Meta Continues to Step Up Data Privacy Measures

Amid data privacy battles in Europe, Meta continues to step up their safety measures. Over the next few weeks, both Instagram and Facebook users in the EU should expect to receive notifications prompting them to choose how their information is shared between Meta applications and services. Users will be allowed to decide whether:

  • Their Facebook and Instagram accounts are connected and share data
  • Their Facebook and Messenger accounts are connected and share data
  • The Marketplace experience is able to use their Facebook information
  • Their gaming experience is able to access their Facebook information

Furthermore, users in the EU, EEA and Switzerland will now experience an ad-free Facebook and Instagram if they decide to try out Meta’s new subscription plan. With these new data options available for users, Meta runs the risk of damaging their targeted advertising capabilities with less access to user data.

Federal Court Pauses Ohio Social Media Parental Consent Law

An Ohio law that would require children under the age of 16 to need parental consent to use social media and gaming apps was put on hold by a federal judge. The Social Media Parental Notification Act, which was passed by Republican Gov. Mike DeWine in July, was set to take effect on January 15th. Before it could do so, a trade group representing TikTok, Snapchat, Meta and other major tech companies filed a lawsuit against this act which resulted in it being put on hold on the premise that it impedes upon children’s and adult’s First Amendment rights.

Digital Updates

The Cookie-Less World Update

At the beginning of the new year, Google officially started to phase out third-party cookies to 1% of its users with its new feature Tracking Protection. To allow for a more seamless transition into the cookie-less world, Google announced a third-party cookie deprecation trial. With this trial, Google will allow certain embedded sites and services to temporarily enable third-party cookies if needed until December 27th of 2024. In order to receive this access, websites must submit an application and pass Google’s strict eligibility criteria, which looks to be strict on advertising-related services. Despite this trial period, Google plans to completely eliminate cookies by Q3 of this year.

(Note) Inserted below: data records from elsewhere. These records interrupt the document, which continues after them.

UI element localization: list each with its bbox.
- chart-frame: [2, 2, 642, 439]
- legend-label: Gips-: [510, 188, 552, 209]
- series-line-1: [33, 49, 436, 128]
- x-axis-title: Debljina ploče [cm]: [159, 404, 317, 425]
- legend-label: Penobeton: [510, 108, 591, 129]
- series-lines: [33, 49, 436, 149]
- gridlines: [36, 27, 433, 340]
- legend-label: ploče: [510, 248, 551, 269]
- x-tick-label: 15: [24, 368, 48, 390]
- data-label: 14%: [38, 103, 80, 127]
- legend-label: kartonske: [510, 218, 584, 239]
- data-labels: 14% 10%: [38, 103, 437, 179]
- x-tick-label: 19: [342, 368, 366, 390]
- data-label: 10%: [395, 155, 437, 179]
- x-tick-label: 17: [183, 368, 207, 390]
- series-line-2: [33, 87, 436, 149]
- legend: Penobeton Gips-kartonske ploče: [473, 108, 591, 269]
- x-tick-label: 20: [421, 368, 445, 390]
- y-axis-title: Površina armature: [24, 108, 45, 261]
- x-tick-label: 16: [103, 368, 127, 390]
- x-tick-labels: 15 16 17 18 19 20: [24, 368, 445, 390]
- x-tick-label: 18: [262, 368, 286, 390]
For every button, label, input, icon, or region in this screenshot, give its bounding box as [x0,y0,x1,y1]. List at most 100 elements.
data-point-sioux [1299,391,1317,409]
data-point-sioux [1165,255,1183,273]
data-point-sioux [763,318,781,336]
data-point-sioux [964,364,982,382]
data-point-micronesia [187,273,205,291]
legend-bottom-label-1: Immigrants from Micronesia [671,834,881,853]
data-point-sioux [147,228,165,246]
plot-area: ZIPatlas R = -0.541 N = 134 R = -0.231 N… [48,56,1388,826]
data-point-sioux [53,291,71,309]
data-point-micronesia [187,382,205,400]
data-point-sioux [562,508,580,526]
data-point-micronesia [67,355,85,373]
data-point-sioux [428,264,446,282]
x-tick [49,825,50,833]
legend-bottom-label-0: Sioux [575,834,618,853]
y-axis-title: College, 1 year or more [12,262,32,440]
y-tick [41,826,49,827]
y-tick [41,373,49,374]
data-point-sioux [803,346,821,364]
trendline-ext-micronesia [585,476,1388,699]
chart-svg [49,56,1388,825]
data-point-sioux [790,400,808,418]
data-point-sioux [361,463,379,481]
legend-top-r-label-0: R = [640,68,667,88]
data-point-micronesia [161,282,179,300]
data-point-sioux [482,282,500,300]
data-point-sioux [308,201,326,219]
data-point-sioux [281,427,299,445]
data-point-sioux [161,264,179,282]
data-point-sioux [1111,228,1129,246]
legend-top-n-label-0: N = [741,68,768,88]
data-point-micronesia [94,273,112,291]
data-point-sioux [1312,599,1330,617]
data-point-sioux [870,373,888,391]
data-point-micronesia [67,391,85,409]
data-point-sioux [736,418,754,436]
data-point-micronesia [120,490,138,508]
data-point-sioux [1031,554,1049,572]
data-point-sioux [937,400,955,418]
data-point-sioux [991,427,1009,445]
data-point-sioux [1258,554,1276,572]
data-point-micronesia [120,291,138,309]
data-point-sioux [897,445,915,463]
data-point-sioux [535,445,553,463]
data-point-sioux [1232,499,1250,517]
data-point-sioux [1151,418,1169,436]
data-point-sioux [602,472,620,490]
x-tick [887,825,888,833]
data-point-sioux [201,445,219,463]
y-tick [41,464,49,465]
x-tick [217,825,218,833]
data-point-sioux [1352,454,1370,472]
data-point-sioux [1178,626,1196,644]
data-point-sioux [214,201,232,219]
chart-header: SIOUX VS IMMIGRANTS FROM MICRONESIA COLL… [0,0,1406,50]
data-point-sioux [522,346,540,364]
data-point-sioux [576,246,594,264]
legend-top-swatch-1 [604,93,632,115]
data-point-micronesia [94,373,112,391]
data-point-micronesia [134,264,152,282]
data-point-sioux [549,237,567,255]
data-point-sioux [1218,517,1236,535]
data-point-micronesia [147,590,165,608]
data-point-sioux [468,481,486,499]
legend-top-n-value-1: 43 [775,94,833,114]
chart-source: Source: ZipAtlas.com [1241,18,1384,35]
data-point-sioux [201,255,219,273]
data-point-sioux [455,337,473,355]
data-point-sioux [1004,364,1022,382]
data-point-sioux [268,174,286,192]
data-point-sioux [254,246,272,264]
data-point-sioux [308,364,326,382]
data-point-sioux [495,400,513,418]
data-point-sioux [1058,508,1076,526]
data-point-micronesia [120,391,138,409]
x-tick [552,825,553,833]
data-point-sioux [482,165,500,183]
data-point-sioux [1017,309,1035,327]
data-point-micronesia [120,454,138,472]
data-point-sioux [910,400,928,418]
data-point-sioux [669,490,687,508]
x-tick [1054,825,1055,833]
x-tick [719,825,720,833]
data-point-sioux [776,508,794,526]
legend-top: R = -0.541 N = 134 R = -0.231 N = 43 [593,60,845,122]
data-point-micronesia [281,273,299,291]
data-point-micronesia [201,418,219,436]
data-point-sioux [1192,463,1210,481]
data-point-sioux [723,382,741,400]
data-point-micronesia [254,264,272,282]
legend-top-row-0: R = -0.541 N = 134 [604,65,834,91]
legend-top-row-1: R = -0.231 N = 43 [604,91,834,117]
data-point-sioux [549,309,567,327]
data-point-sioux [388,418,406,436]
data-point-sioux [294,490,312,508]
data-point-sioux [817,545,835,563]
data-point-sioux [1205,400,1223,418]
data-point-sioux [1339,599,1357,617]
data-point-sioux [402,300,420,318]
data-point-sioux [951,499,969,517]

OpenAI Faces Lawsuit From New York Times Over ChatGPT

The New York Times has recently come for OpenAI and Microsoft in the form of a copy infringement lawsuit. The powerhouse publication alleged that OpenAI’s ChatGPT “recites content verbatim” without permission or proper attribution, enabling them to “compete and closely mimic” the company. According to reports, The Times introduced several pieces of evidence showing examples of ChatGPT “regurgitating” their articles’ content word-for-word. Defending themselves, OpenAI argued that these word-for-word responses were a “rare bug” and that the company is actively working to eliminate this response type completely. Furthering their rebuttal, Open AI also claimed that The Times violated ChatGPT’s code of conduct by “intentionally manipulating prompts” and “cherry-picking their examples from many attempts.”

InstaCart Levels Up CPG Advertising

Smart shopping carts, called Caper Carts, have hit the floors of retailers like Kroger, ShopRite and Fairway Market across the US. These carts, equipped with digital screens, not only help consumers carry their items, but also choose them. With built-in sensors and cameras, Caper Carts assist shoppers by offering personalized recommendations based on what they add. For example, if a shopper adds cookies to their cart, they’ll likely see an ad for ice cream. As of now, Del Monte Foods, Dreyer’s Grand Ice Cream, and General Mills Inc. are the first to advertise on these new digital screens. By the end of 2024, Instacart plans to have thousands of these carts on the floors of retailers across the US and are also looking to expand internationally. Although still in its infancy, this new offering could be an interesting way to get in front of CPG shoppers amidst making purchasing decisions.